If someone were to return an item, an employee could place it in a designated area where the tag would then be turned back on by a reader. In 2023 or 2024, a third application will be offered that will provide consumer engagement long after customers leave the store with their purchases. Shoppers would opt into the system at the point of sale, enabling them to leave with their newly purchased products without store associates having to remove the Nexite tags. The tags are essentially turned off at the point of sale, but they could be reactivated by consumers, with the privacy settings they choose to activate.
Connected Closets with Bluetooth Speakers
The connected-closet solution will leverage an app from Nexite on a customer’s phone, using a BLE-based smart speaker in their home, such as Amazon Alexa or Google Home. Users would read tags via their mobile phone to create a virtual closet of the tagged clothing in their home. The system would know which products were in the closet, as well as when they were removed to be worn or washed, and it would thus make recommendations accordingly. For instance, if a person wore a shirt listed in the app, the BLE device would cease to read that tag and would know it was in use.
To attain benefits from this feature, Shakedd estimates that individuals would need to have at least 40 percent of their closet’s clothing tagged. The application, she predicts, will become more popular once a larger number of brands and retailers are using the labels. In the future, individuals could purchase a reader to build into their closet. “Eventually,” she states, “we will have readers in the washing machine,” which will confirm that an item has been laundered before it is recommended for reuse.
Nexite’s technology is unique among BLE and RFID solutions, the company reports, because of its real-time functionality without requiring a tag battery, and because of its long-range capability. “Our main differentiator is the battery-free tag and the operating range,” Shakedd explains. “You can read it for 5 to 7 meters [16.4 to 30 feet], so you place readers in the ceiling where no one can see them, and everything is being captured automatically.”

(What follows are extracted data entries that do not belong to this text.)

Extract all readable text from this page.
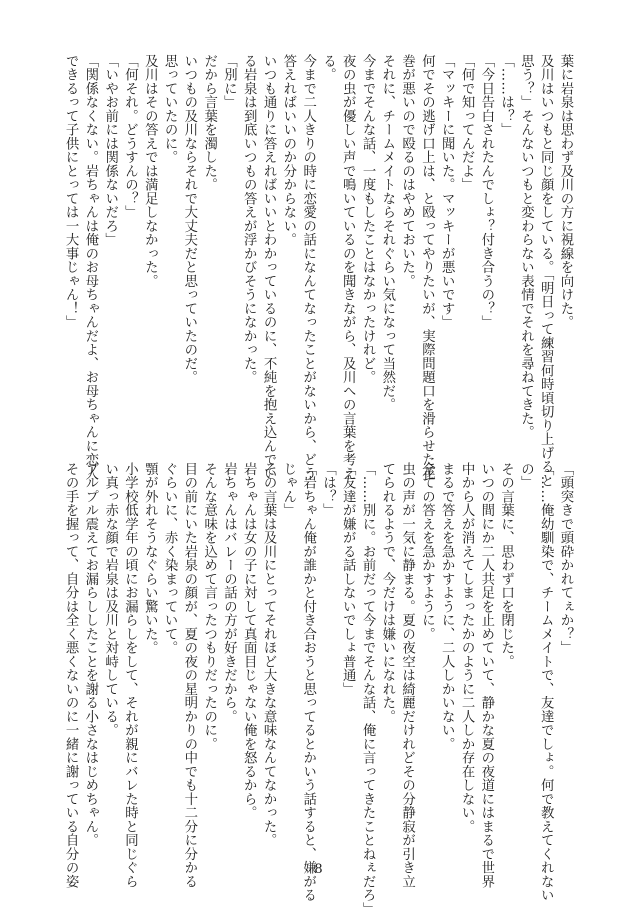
葉に岩泉は思わず及川の方に視線を向けた。
及川はいつもと同じ顔をしている。「明日って練習何時頃切り上げると
思う？」そんないつもと変わらない表情でそれを尋ねてきた。
「……は？」
「今日告白されたんでしょ？付き合うの？」
「何で知ってんだよ」
「マッキーに聞いた。マッキーが悪いです」
何でその逃げ口上は、と殴ってやりたいが、実際問題口を滑らせた花
巻が悪いので殴るのはやめておいた。
それに、チームメイトならそれぐらい気になって当然だ。
今までそんな話、一度もしたことはなかったけれど。
夜の虫が優しい声で鳴いているのを聞きながら、及川への言葉を考え
る。
今まで二人きりの時に恋愛の話になんてなったことがないから、どう
答えればいいのか分からない。
いつも通りに答えればいいとわかっているのに、不純を抱え込んでい
る岩泉は到底いつもの答えが浮かびそうになかった。
「別に」
だから言葉を濁した。
いつもの及川ならそれで大丈夫だと思っていたのだ。
思っていたのに。
及川はその答えでは満足しなかった。
「何それ。どうすんの？」
「いやお前には関係ないだろ」
「関係なくない。岩ちゃんは俺のお母ちゃんだよ、お母ちゃんに恋人
できるって子供にとっては一大事じゃん！」
「頭突きで頭砕かれてぇか？」
「……俺幼馴染で、チームメイトで、友達でしょ。何で教えてくれない
の」
その言葉に、思わず口を閉じた。
いつの間にか二人共足を止めていて、静かな夏の夜道にはまるで世界
中から人が消えてしまったかのように二人しか存在しない。
まるで答えを急かすように、二人しかいない。
全ての答えを急かすように。
虫の声が一気に静まる。夏の夜空は綺麗だけれどその分静寂が引き立
てられるようで、今だけは嫌いになれた。
「……別に。お前だって今までそんな話、俺に言ってきたことねぇだろ」
「友達が嫌がる話しないでしょ普通」
「は？」
「岩ちゃん俺が誰かと付き合おうと思ってるとかいう話すると、嫌がる
じゃん」
その言葉は及川にとってそれほど大きな意味なんてなかった。
岩ちゃんは女の子に対して真面目じゃない俺を怒るから。
岩ちゃんはバレーの話の方が好きだから。
そんな意味を込めて言ったつもりだったのに。
目の前にいた岩泉の顔が、夏の夜の星明かりの中でも十二分に分かる
ぐらいに、赤く染まっていて。
顎が外れそうなぐらい驚いた。
小学校低学年の頃にお漏らしをして、それが親にバレた時と同じぐら
い真っ赤な顔で岩泉は及川と対峙している。
プルプル震えてお漏らししたことを謝る小さなはじめちゃん。
その手を握って、自分は全く悪くないのに一緒に謝っている自分の姿	8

The company has multiple patents pending in the United States for its energy-management technology, which enables the tag to operate with very little energy, Shakedd says. Initially, for a store seeking real-time data about its products, the total cost of ownership at the point of full rollout, consisting of readers and a monthly subscription, would be approximately $4,000 for a space measuring 1,000 square meters (10,760 square feet). This infrastructure cost is considerably less than traditional RFID and EAS, she notes, and the tags are designed to be relatively low in cost—about $0.22 to $0.25 per item—while large-volume orders could bring the price down further.
In the long term, the company may opt to offer what it terms “endless aisles,” in which shoppers could purchase products in a store even when it was closed, by viewing those goods through the window. They could use their phone to scan product tags from outside, and the transaction could be processed so the products could then be shipped to the shopper’s home or hotel, or be prepared for pickup. Nexite plans to host a product launch event in Israel on Jan. 25, 2023, with one of its retailer customers to display and demonstrate all the solutions.
Key Takeaways:
- Nexite’s passive BLE tags offer a real-time view into tagged goods as they move around a store, to help retailers better understand shopper behaviors.
- The next applications for the technology will provide electronic article surveillance and purchasing with a smartphone, followed by a smart closet app to be used in consumers’ homes.